In 2020, 2021, and 2022, the coastal market population fell by an average of .9% annually, and not a single coastal city has seen an increase in population in the last year, according to the latest data from Markerr. San Francisco, New York, Los Angeles, and Seattle, the four largest coastal markets, have each had declining population trends over the last three years.
Despite outbound migration patterns, apartment rents in coastal markets have rapidly recovered after experiencing double-digit declines during the pandemic. Los Angeles, Seattle, New York, Orange County, Sacramento, and San Francisco have all seen significant rent growth in the last year. San Jose had the second highest rent growth in the country, following Indianapolis, at 8.1%, and New York also ranked in the top 10 markets, with rents up 6.7% in 2022.
This rebound in rents, unfortunately, hasn’t been enough to renew investor confidence in the coastal markets. A 2023 survey from CBRE forecasting investment trends in the coming year found that investors still prefer secondary markets in the Sunbelt, with Los Angeles as the lone coastal city on the preferred market list.
The Sunbelt Continues to Lead Multifamily Activity
Although fundamentals are shifting in the Sunbelt, the region continues to show its strength. Both PWC and CBRE rank Sunbelt markets as the top cities for multifamily investment in 2023, despite what pwc describes as a “normalizing” of market fundamentals.
There is a shake-up in the list of usual Sunbelt suspects. Notably, Phoenix, Raleigh, and Charlotte have all fallen to the bottom of the ranking, while Nashville, Dallas, and Atlanta sit at the top of the list. Although Sunbelt migration trends have slowed in the last year, the Sunbelt remains the only US region with positive population growth.
The change in fundamentals—along with higher interest rates and economic dislocation—will certainly deter investment volumes in 2023. CBRE reports that 60% of investors across the country plan to reduce acquisition activity this year. However, multifamily remains undersupplied nationwide, giving developers a good incentive to continue to search for opportunities.
The National Apartment Association estimates that the US needs to add 4.3 million apartment units to the current building stock by 2035 to meet current demand, and Florida, Texas, and California account for 40% of those units.
Although changing fundamentals will certainly mean revising underwriting standards, developers will continue to find ample opportunity to build apartment products in Sunbelt markets, considering the undersupply, sustained rent growth, and continued inward migration of renters.

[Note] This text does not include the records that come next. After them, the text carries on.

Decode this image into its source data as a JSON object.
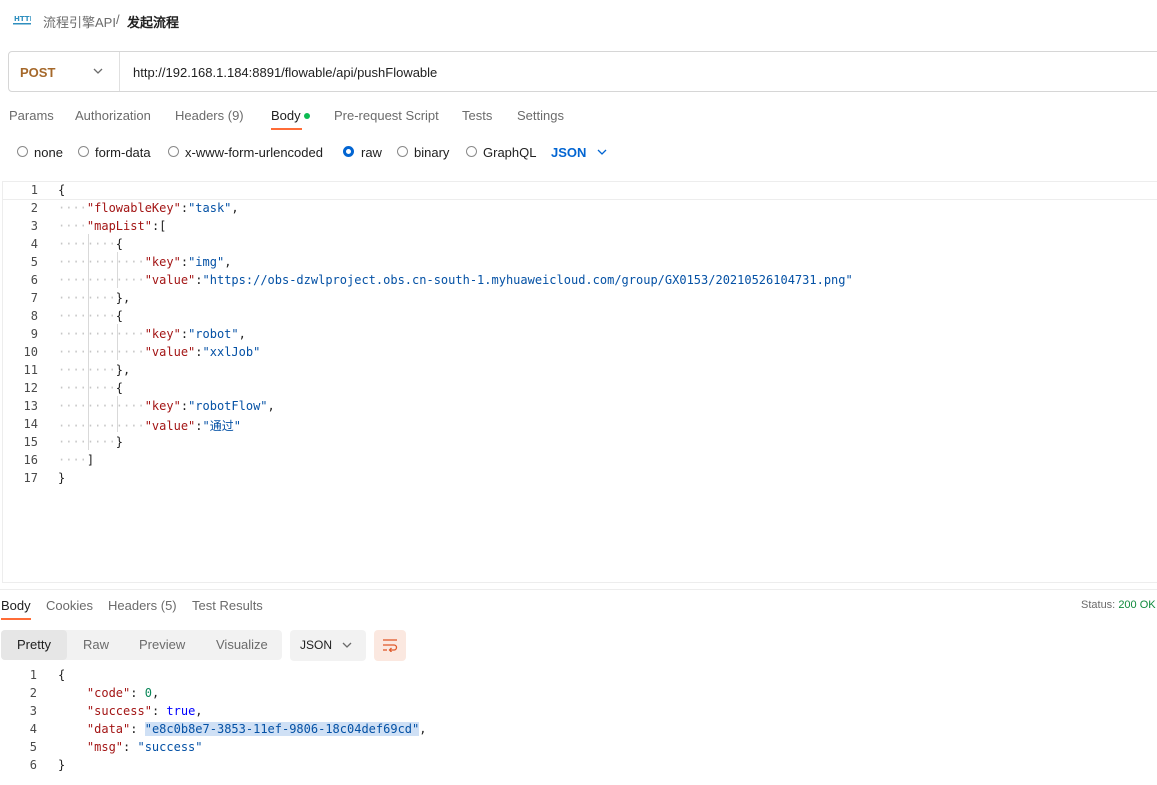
{
  "breadcrumb": {
    "icon": "http-icon",
    "collection": "流程引擎API",
    "separator": "/",
    "request": "发起流程"
  },
  "request": {
    "method": "POST",
    "url": "http://192.168.1.184:8891/flowable/api/pushFlowable"
  },
  "request_tabs": {
    "params": "Params",
    "authorization": "Authorization",
    "headers": "Headers (9)",
    "body": "Body",
    "prerequest": "Pre-request Script",
    "tests": "Tests",
    "settings": "Settings"
  },
  "body_types": {
    "none": "none",
    "form_data": "form-data",
    "urlencoded": "x-www-form-urlencoded",
    "raw": "raw",
    "binary": "binary",
    "graphql": "GraphQL",
    "selected": "raw",
    "language": "JSON"
  },
  "request_body": {
    "line_numbers": [
      "1",
      "2",
      "3",
      "4",
      "5",
      "6",
      "7",
      "8",
      "9",
      "10",
      "11",
      "12",
      "13",
      "14",
      "15",
      "16",
      "17"
    ],
    "flowableKey_key": "\"flowableKey\"",
    "flowableKey_val": "\"task\"",
    "mapList_key": "\"mapList\"",
    "key": "\"key\"",
    "value": "\"value\"",
    "item1_key": "\"img\"",
    "item1_value": "\"https://obs-dzwlproject.obs.cn-south-1.myhuaweicloud.com/group/GX0153/20210526104731.png\"",
    "item2_key": "\"robot\"",
    "item2_value": "\"xxlJob\"",
    "item3_key": "\"robotFlow\"",
    "item3_value": "\"通过\""
  },
  "response_tabs": {
    "body": "Body",
    "cookies": "Cookies",
    "headers": "Headers (5)",
    "test_results": "Test Results"
  },
  "status": {
    "label": "Status:",
    "value": "200 OK"
  },
  "view_modes": {
    "pretty": "Pretty",
    "raw": "Raw",
    "preview": "Preview",
    "visualize": "Visualize",
    "format": "JSON"
  },
  "response_body": {
    "line_numbers": [
      "1",
      "2",
      "3",
      "4",
      "5",
      "6"
    ],
    "code_key": "\"code\"",
    "code_val": "0",
    "success_key": "\"success\"",
    "success_val": "true",
    "data_key": "\"data\"",
    "data_val": "\"e8c0b8e7-3853-11ef-9806-18c04def69cd\"",
    "msg_key": "\"msg\"",
    "msg_val": "\"success\""
  },
  "colors": {
    "accent": "#ff6c37",
    "method": "#a5682a",
    "link": "#0265d2",
    "status_ok": "#0f8a3c"
  }
}
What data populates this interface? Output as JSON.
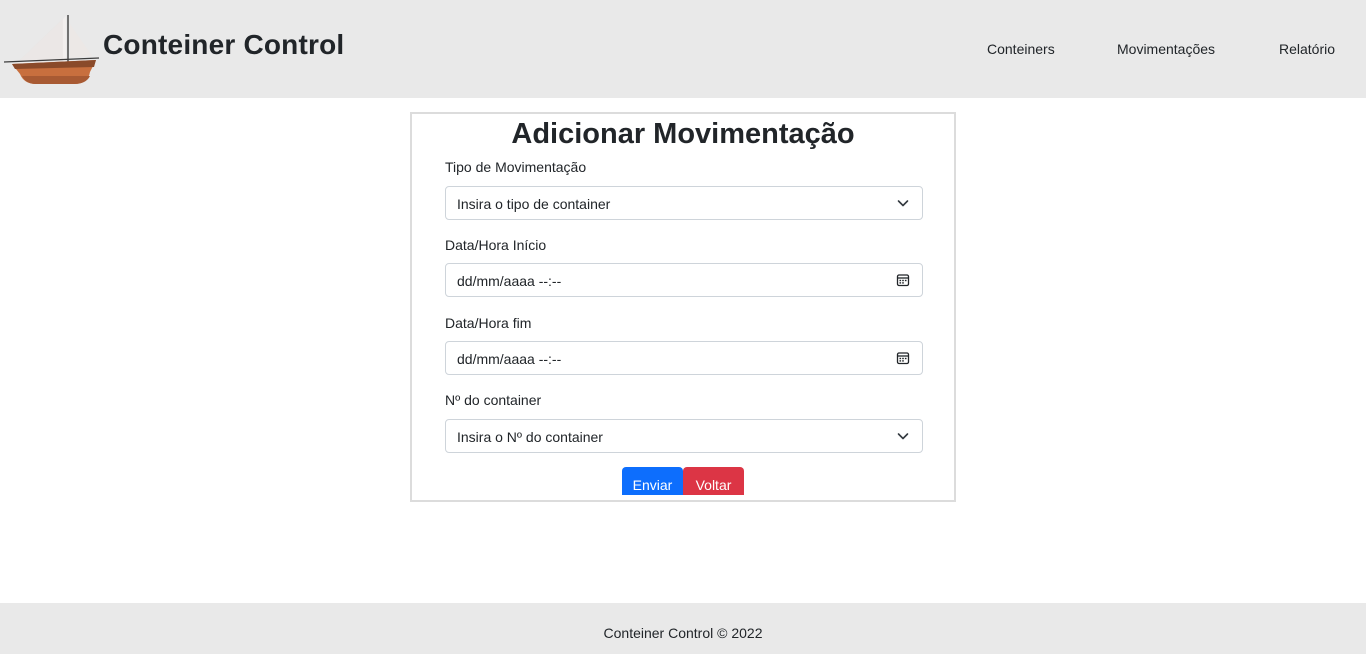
{
  "header": {
    "brand": "Conteiner Control",
    "logo_icon": "sailboat-icon",
    "nav": [
      {
        "label": "Conteiners"
      },
      {
        "label": "Movimentações"
      },
      {
        "label": "Relatório"
      }
    ]
  },
  "form": {
    "title": "Adicionar Movimentação",
    "tipo": {
      "label": "Tipo de Movimentação",
      "value": "Insira o tipo de container",
      "icon": "chevron-down-icon"
    },
    "inicio": {
      "label": "Data/Hora Início",
      "value": "dd/mm/aaaa --:--",
      "icon": "calendar-icon"
    },
    "fim": {
      "label": "Data/Hora fim",
      "value": "dd/mm/aaaa --:--",
      "icon": "calendar-icon"
    },
    "container": {
      "label": "Nº do container",
      "value": "Insira o Nº do container",
      "icon": "chevron-down-icon"
    },
    "buttons": {
      "send": "Enviar",
      "back": "Voltar"
    }
  },
  "colors": {
    "primary": "#0d6efd",
    "danger": "#dc3545",
    "bar": "#e9e9e9"
  },
  "footer": {
    "text": "Conteiner Control © 2022"
  }
}
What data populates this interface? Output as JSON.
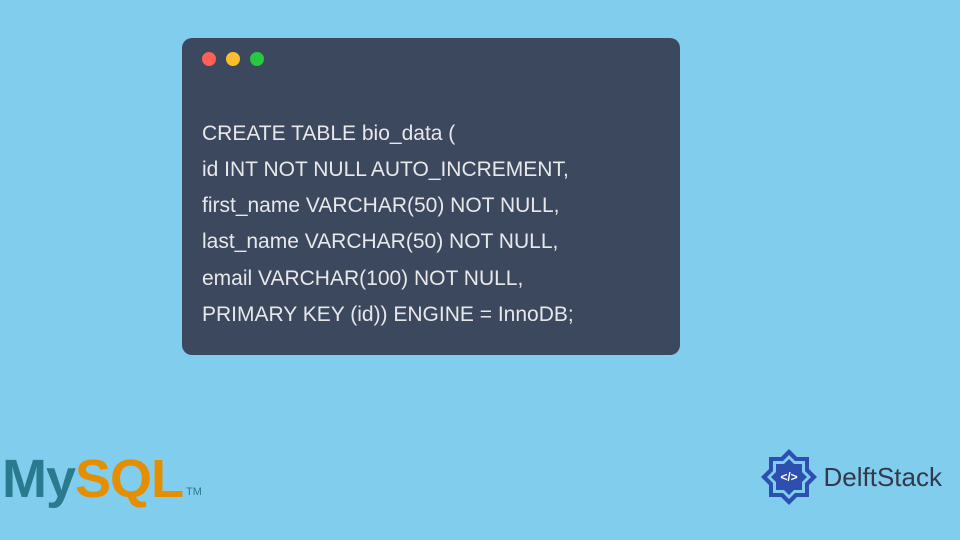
{
  "code": {
    "lines": [
      "CREATE TABLE bio_data (",
      "id INT NOT NULL AUTO_INCREMENT,",
      "first_name VARCHAR(50) NOT NULL,",
      "last_name VARCHAR(50) NOT NULL,",
      "email VARCHAR(100) NOT NULL,",
      "PRIMARY KEY (id)) ENGINE = InnoDB;"
    ]
  },
  "mysql": {
    "my": "My",
    "sql": "SQL",
    "tm": "TM"
  },
  "delftstack": {
    "label": "DelftStack"
  },
  "colors": {
    "bg": "#80cdee",
    "window": "#3c485e",
    "code_text": "#e8e8ea",
    "mysql_my": "#2a7a8f",
    "mysql_sql": "#e48e00",
    "ds_blue": "#2c4fb0"
  }
}
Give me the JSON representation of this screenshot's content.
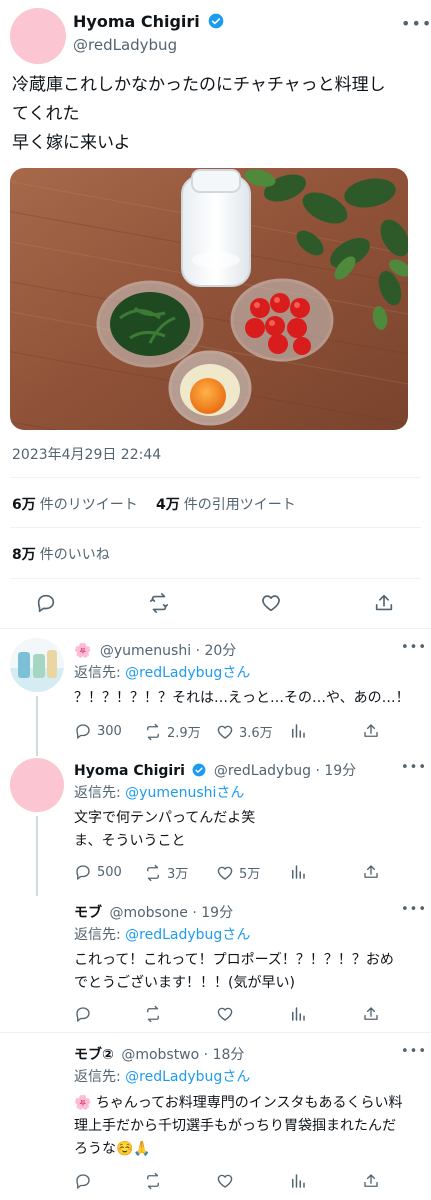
{
  "main_tweet": {
    "display_name": "Hyoma Chigiri",
    "handle": "@redLadybug",
    "text_line1": "冷蔵庫これしかなかったのにチャチャっと料理し",
    "text_line2": "てくれた",
    "text_line3": "早く嫁に来いよ",
    "timestamp": "2023年4月29日 22:44",
    "retweets_count": "6万",
    "retweets_label": "件のリツイート",
    "quotes_count": "4万",
    "quotes_label": "件の引用ツイート",
    "likes_count": "8万",
    "likes_label": "件のいいね"
  },
  "replies": [
    {
      "emoji": "🌸",
      "handle": "@yumenushi",
      "time": "20分",
      "reply_to_label": "返信先:",
      "reply_to_handle": "@redLadybugさん",
      "body": "？！？！？！？それは…えっと…その…や、あの…！",
      "replies": "300",
      "retweets": "2.9万",
      "likes": "3.6万"
    },
    {
      "display_name": "Hyoma Chigiri",
      "handle": "@redLadybug",
      "time": "19分",
      "reply_to_label": "返信先:",
      "reply_to_handle": "@yumenushiさん",
      "body_line1": "文字で何テンパってんだよ笑",
      "body_line2": "ま、そういうこと",
      "replies": "500",
      "retweets": "3万",
      "likes": "5万"
    },
    {
      "display_name": "モブ",
      "handle": "@mobsone",
      "time": "19分",
      "reply_to_label": "返信先:",
      "reply_to_handle": "@redLadybugさん",
      "body_line1": "これって！これって！プロポーズ！？！？！？おめ",
      "body_line2": "でとうございます！！！(気が早い)"
    },
    {
      "display_name": "モブ②",
      "handle": "@mobstwo",
      "time": "18分",
      "reply_to_label": "返信先:",
      "reply_to_handle": "@redLadybugさん",
      "body_line1": "🌸 ちゃんってお料理専門のインスタもあるくらい料",
      "body_line2": "理上手だから千切選手もがっちり胃袋掴まれたんだ",
      "body_line3": "ろうな☺️🙏"
    }
  ],
  "colors": {
    "accent": "#1d9bf0",
    "avatar_pink": "#fbc5d2",
    "muted": "#536471"
  }
}
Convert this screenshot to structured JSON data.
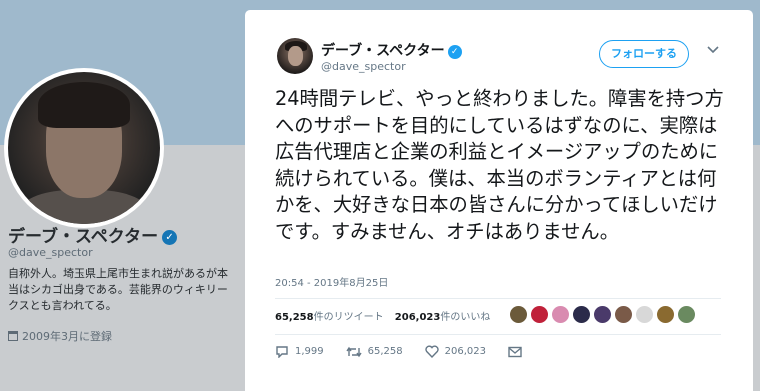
{
  "profile": {
    "name": "デーブ・スペクター",
    "verified_mark": "✓",
    "handle": "@dave_spector",
    "bio": "自称外人。埼玉県上尾市生まれ説があるが本当はシカゴ出身である。芸能界のウィキリークスとも言われてる。",
    "joined": "2009年3月に登録"
  },
  "tweet": {
    "author_name": "デーブ・スペクター",
    "verified_mark": "✓",
    "author_handle": "@dave_spector",
    "follow_label": "フォローする",
    "menu_icon": "chevron-down-icon",
    "text": "24時間テレビ、やっと終わりました。障害を持つ方へのサポートを目的にしているはずなのに、実際は広告代理店と企業の利益とイメージアップのために続けられている。僕は、本当のボランティアとは何かを、大好きな日本の皆さんに分かってほしいだけです。すみません、オチはありません。",
    "timestamp": "20:54 - 2019年8月25日",
    "retweets_count": "65,258",
    "retweets_label": "件のリツイート",
    "likes_count": "206,023",
    "likes_label": "件のいいね",
    "actions": {
      "reply_count": "1,999",
      "retweet_count": "65,258",
      "like_count": "206,023"
    }
  },
  "colors": {
    "accent": "#1da1f2",
    "liker_avatars": [
      "#6b5a3a",
      "#c0213a",
      "#d98bb0",
      "#2b2b4a",
      "#4a3a6a",
      "#7a5a48",
      "#d8d8d8",
      "#8a6a30",
      "#6a8a60"
    ]
  }
}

New technologies can help developers manage market headwinds and shifting fundamentals to strategically pursue these development opportunities—and make them pencil.
Automation and predictive analytics, like the technology backing Northspyre, allow developers to streamline workflows, program administrative tasks, and forecast market changes that could impact pricing and scheduling.
The results are more predictable outcomes, reduced budget overages, and fewer scheduling errors. This is a critical tool for developers to remain active and mitigate new market risks as they arise.
The Sunbelt has been a favored region for decades, both for people planting new roots and for investors chasing opportunity. Although fundamentals are shifting after a period of record growth, the region continues to have strong demand dynamics and a shortage of supply. That should still provide developers with plenty of reasons to smile.